Friday, June 19, 2009

molly's meme

molly (my very first follower) made up a meme. all by herself. and i mean, why not? someone's got to do it, right? well, she didn't actually tag me for it, but i'm going to do it anyway because i'm the fairy blogmother and i can do stuff like that. and plus, i'm going to pick up my blog campers today and so it makes for an easy scheduled post.

totally gratituous rock shot

here's what molly says about her brand spankin' new meme:

I've always had the problem of not being able to pick a favourite. I don't have one favourite movie or one favourite book, or one favourite food. Life's just a bit more complex than that for me. I'm 75% Gemini  - go figure.

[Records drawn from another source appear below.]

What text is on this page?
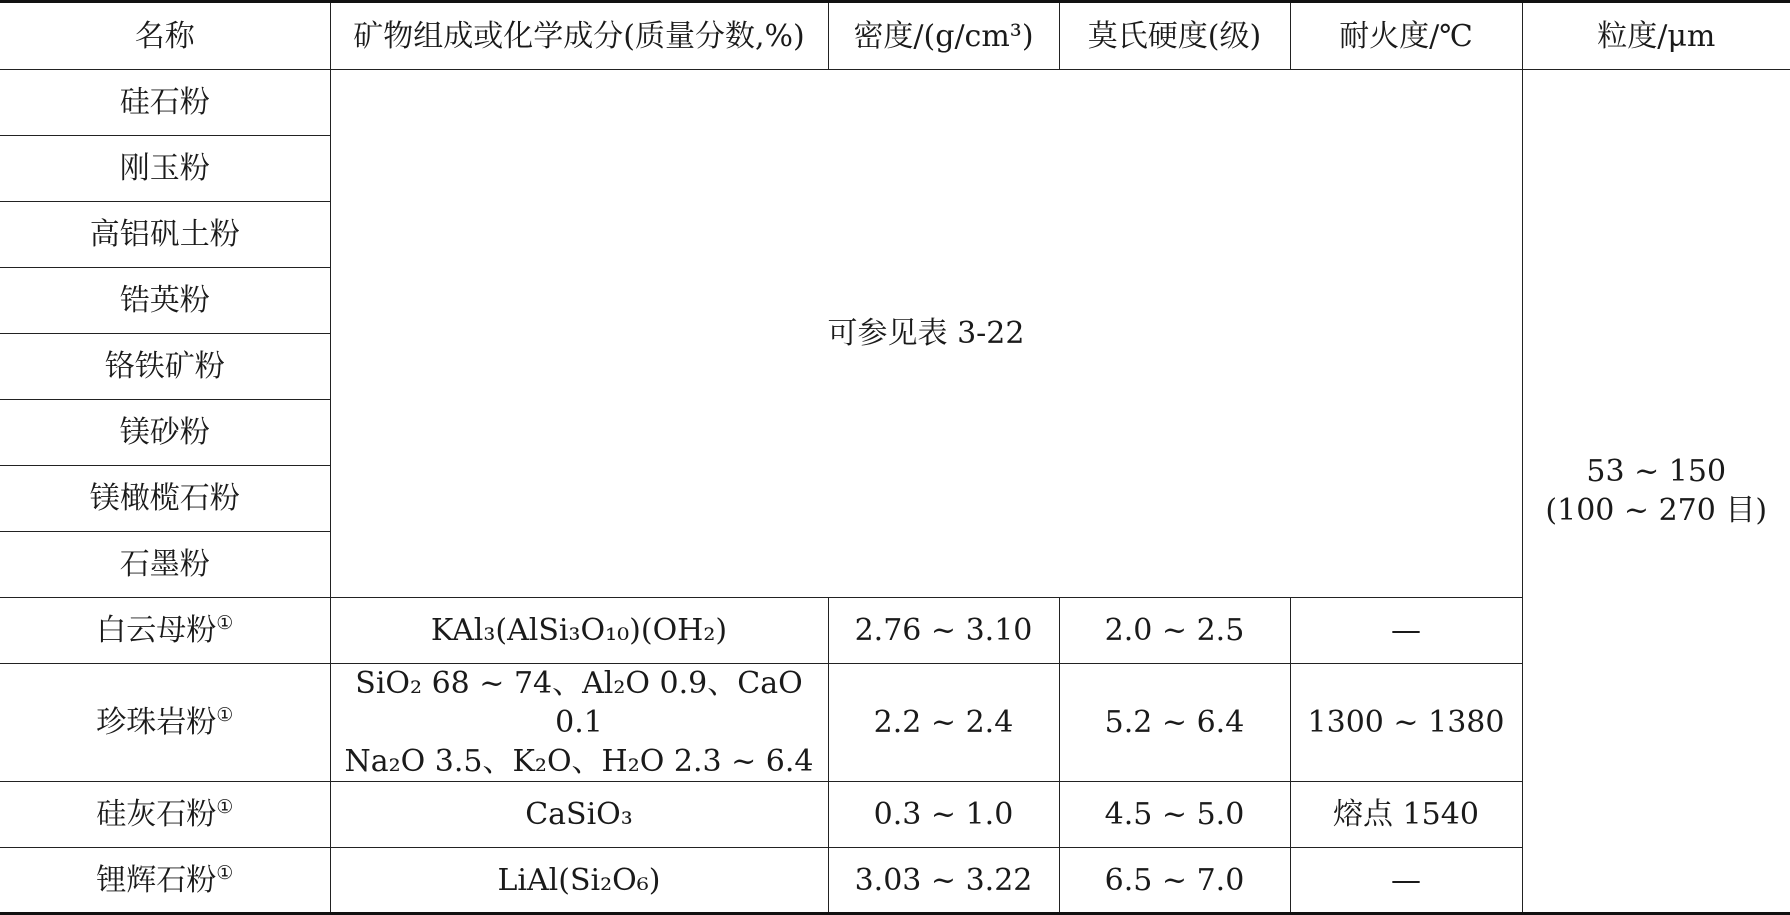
名称	矿物组成或化学成分(质量分数,%)	密度/(g/cm³)	莫氏硬度(级)	耐火度/℃	粒度/μm
硅石粉	可参见表 3-22				53 ~ 150
(100 ~ 270 目)

刚玉粉					
高铝矾土粉					
锆英粉					
铬铁矿粉					
镁砂粉					
镁橄榄石粉					
石墨粉					
白云母粉①	KAl₃(AlSi₃O₁₀)(OH₂)	2.76 ~ 3.10	2.0 ~ 2.5	—	
珍珠岩粉①	SiO₂ 68 ~ 74、Al₂O 0.9、CaO 0.1
Na₂O 3.5、K₂O、H₂O 2.3 ~ 6.4	2.2 ~ 2.4	5.2 ~ 6.4	1300 ~ 1380	
硅灰石粉①	CaSiO₃	0.3 ~ 1.0	4.5 ~ 5.0	熔点 1540	
锂辉石粉①	LiAl(Si₂O₆)	3.03 ~ 3.22	6.5 ~ 7.0	—	
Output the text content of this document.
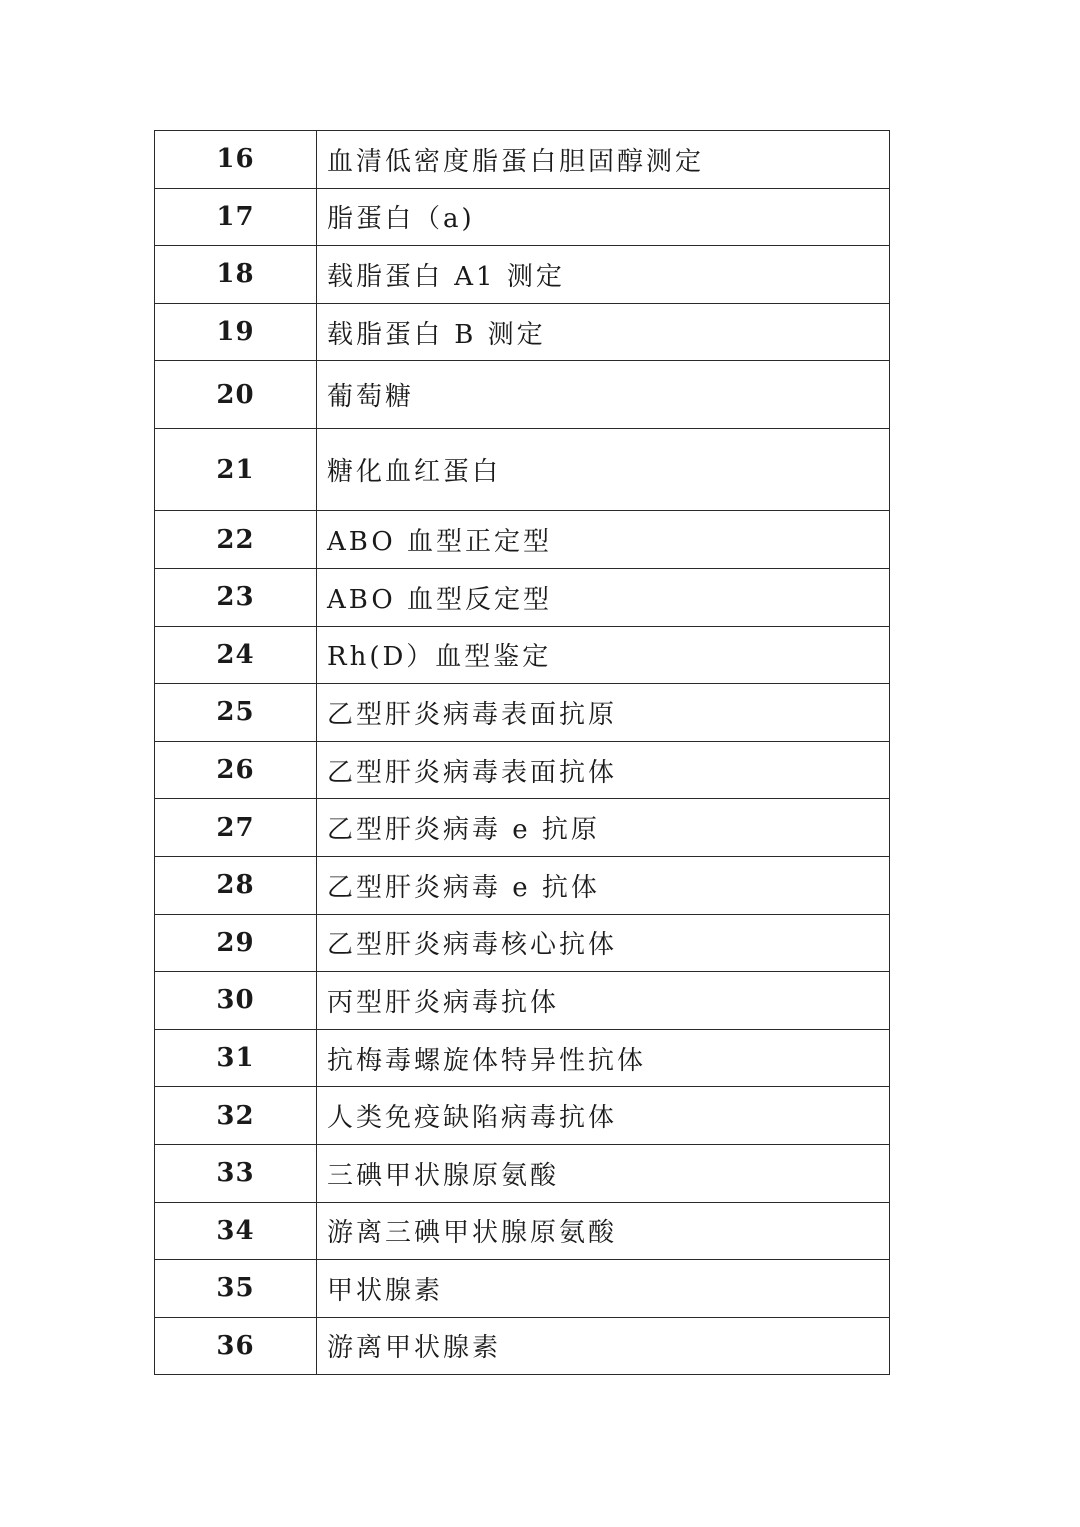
16	血清低密度脂蛋白胆固醇测定
17	脂蛋白（a)
18	载脂蛋白 A1 测定
19	载脂蛋白 B 测定
20	葡萄糖
21	糖化血红蛋白
22	ABO 血型正定型
23	ABO 血型反定型
24	Rh(D）血型鉴定
25	乙型肝炎病毒表面抗原
26	乙型肝炎病毒表面抗体
27	乙型肝炎病毒 e 抗原
28	乙型肝炎病毒 e 抗体
29	乙型肝炎病毒核心抗体
30	丙型肝炎病毒抗体
31	抗梅毒螺旋体特异性抗体
32	人类免疫缺陷病毒抗体
33	三碘甲状腺原氨酸
34	游离三碘甲状腺原氨酸
35	甲状腺素
36	游离甲状腺素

So the idea here is that you list 5 items in each category, a favourite 5 - but not necessarily in order of favouriteness - to show the diversity/similarity/hilarity/polarity/ or extreme same-ness of your personal likes.


And then tag 5 peeps to do the same. And feel free to add or subtract categories as you like.
Down with meme imperialism!

and here are my favorite things....

5 favorite songs (this list would be different if you asked me in an hour or a day):
1. Hotel California - Eagles
2. I think I'm in Love - Beck
3. Citizen of the Planet - Alanis Morissette
4. Express Yourself - Madonna (this song saw me through a bad breakup)
5. My Sister - Juliana Hatfield 3

5 favorite films:
1. Fargo
2. The Princess Bride
3. Afgrunden (The Abyss) (1911 danish silent film--i loved it before i ever even came to denmark)
4. The Castle (it's a hilarious australian film)
5. Napoleon Dynamite
i had total deja vu writing this...but i think it's b/c of saturday's scheduled post (another meme).

5 favorite books:
1. Pushkin House (Pushkinskii Dom) - Andrei Bitov
2. The Corrections - Jonathan Franzen
3. Wind up Bird Chronicle - Haruki Murakami
4. Love in the Time of Cholera - Gabriel Garcia Marquez (just kept this one here from molly's list)
5. What I Loved - Siri Hustvedt

5 favorite crushes (there is a distinct old man theme going on here):
1. David Letterman
2. Hugh Laurie
3. Bill Clinton
4. Todd Benjamin (saw him moderate a panel last week at Nor-Shipping--i'm a sucker for a smart one)
5. Fox Mulder (yes, i realize he is a character played by David Duchovney, however, it's Fox, not David that I'm crushing on.)

5 favorite (random) things:
1. my pet rock
2. perfume
3. iPods
4. my Macbook Pro
5. iPhone

5 favorite things to eat (you knew i was going to have to add one of my own):
1. mango (especially in the philippines)
2. salty almonds
3. homemade pizza with wacky ingredients (pears & salad - potatoes & chicken)
4. watermelon
5. tapas - garlic shrimp, chorizo,...mmm, just thinking about it makes me hungry

and i thought that i would tag three new bloggers that have discovered me i've discovered recently and two old friends:

1.  just jules
2.  marinik
3.  delwyn 
4.  an open heart
5.  janet

and one more gratuitous rock shot, mostly because i put these on flickr the other day, but never blogged them:

Thursday, June 18, 2009

the god(desse)s of the blogosphere have been kind


some calm, restful images to help calm my mounting excitement over the impending arrival of blog camp.  tomorrow around noon, extranjera, B, polly, seaside girl and kristina will either arrive or meet me at the copenhagen airport. all of the last preparations are being made, the cleaning girl is here, and i'm feeling ready. but i definitely can't sit still. in some ways, it's quite extraordinary and remarkable that this is really happening. an idea thrown out one sunday on a whim, now coming to fruition.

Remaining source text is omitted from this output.